Hassan Abo Alam has never cared much for the spotlight. The Egyptian DJ/producer’s sheer talent and genre-spanning productions have, to a degree, forced him to be, as more and more ears tune in, both locally and internationally. A staple of heavy-bass music within the Egyptian scene, Abo Alam is, quite widely, considered one of the best on the scene.
Besides his production catalog, Hassan is also one of Egypt’s finest DJs, a club favourite on Cairo’s gig circuit, but also a head-turner further afar, having performed with the likes of Berlin’s Renate and boasting a Boiler Room gig, too. Needless to say, Abo Alam is a beast, something that his latest EP further proves.
Following releases with an array of labels from across the globe including the likes of Morocco’s Casa Voyager, Needs Not For Profit, and Egypt’s Rakete, It Spills comes via Lisbon's Naive Records, having previously released his work on their sublabel, Naivety.

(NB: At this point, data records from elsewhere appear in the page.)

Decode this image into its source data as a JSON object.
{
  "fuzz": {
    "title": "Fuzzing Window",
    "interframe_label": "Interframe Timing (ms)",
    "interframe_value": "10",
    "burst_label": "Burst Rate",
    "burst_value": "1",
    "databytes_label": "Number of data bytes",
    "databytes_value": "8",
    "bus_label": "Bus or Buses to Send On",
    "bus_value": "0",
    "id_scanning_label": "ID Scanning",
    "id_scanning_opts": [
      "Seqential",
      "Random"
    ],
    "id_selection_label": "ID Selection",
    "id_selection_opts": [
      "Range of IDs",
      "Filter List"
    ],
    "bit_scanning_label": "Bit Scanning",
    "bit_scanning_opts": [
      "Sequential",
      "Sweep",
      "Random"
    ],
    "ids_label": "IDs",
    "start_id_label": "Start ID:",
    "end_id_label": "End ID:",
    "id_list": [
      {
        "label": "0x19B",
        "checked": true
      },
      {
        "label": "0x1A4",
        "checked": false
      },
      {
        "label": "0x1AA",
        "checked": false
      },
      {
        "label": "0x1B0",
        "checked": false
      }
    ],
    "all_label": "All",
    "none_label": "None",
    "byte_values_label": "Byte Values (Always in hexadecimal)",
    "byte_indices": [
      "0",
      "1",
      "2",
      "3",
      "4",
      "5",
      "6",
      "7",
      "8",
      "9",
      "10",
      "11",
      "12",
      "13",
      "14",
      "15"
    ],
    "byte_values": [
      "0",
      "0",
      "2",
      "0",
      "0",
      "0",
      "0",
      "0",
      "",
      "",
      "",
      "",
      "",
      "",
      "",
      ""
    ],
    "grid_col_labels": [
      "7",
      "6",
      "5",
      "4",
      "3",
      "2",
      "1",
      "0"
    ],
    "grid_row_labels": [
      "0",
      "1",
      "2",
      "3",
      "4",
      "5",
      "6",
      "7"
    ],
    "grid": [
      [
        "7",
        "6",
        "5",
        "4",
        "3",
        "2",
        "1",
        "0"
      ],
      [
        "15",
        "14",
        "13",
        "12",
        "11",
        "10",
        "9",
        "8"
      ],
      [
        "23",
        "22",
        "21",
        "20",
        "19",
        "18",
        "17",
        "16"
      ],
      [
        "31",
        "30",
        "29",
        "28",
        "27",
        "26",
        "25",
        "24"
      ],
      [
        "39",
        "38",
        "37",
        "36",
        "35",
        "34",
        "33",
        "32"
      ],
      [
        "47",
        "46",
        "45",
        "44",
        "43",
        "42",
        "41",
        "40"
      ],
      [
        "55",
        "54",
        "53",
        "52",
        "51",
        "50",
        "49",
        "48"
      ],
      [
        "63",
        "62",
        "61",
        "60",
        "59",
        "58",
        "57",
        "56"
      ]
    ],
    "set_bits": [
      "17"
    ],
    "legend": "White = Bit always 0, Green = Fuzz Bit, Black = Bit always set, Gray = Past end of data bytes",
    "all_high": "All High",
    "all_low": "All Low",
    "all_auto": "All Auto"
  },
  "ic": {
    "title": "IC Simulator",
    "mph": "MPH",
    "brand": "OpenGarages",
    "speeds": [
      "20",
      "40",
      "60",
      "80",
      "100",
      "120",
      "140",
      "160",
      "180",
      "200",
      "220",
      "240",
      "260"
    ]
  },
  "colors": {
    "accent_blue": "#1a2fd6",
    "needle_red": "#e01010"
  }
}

Though the music might sound divergent from his typical work at first listen, It Spills fills up the frequency spectrum with rugged basslines and heavy instrumentation, creating a formidable blend with disjointed sections that embrace acid, tempt boominess and emphasise eclecticism. Taking a different approach to the more nebulous sound on Hope Amidst Despair, It Spills follows a more sculpted structure, with the tracks built on more structured patterns and compositions.
Mystery and suspense define the following track, ‘Unkindled’, which starts off with filtered vocals and muffled percussion, before slowly progressing into more intangible waters. The melodic progression and light stabs working with parallel-reverberated kicks, to form a more aggressive sound, while a brace of cacophonous basslines work their way into different parts of the track.
The third track, ‘Breathe’, finds a middle ground between the two that preceded it in terms of the elements utilised. A spooky pad-stab compliments the hefty sub-bass, before later shifting to an acid bassline. A master of percussion, Abo Alam fills the track with an abundance of hi-hats and cymbals that pushes the energy to another level, while heavily-filtered vocals that pan across the speakers add more groove and momentum of their own. Chopped and screwed, ‘Khamaseen’ builds up the tension instantly with the use of filter sweep and delays on the blossoming synth-line. He takes a breakbeat pattern, cutting and rearranging it, adding shakers and glass crashes to add more movement to the track.
Things come to a sweet culmination with the closer, ‘All Used Up’, which wastes no time in getting straight to the point with subtly-reverberated drums from the outset. The track takes the entire album full circle, following a similar direction as that of opener, ‘It Spills’. He creates tension that eventually explodes into a sea of synth-lines all playing simultaneously and ending things with a hopeful progression. The use of bleeping synth stabs with the phat sub-bass and a trippily panned acid-line come together to form a playful energy without ever compromising the heavy-bass aesthetic - and this is possibly the best appraisal of the EP.
It takes Abo Alam’s body of work in a slightly different direction, but ultimately he never strays too far away from the signatures of his music - and that’s a very difficult thing to do for any maker of music in any genre.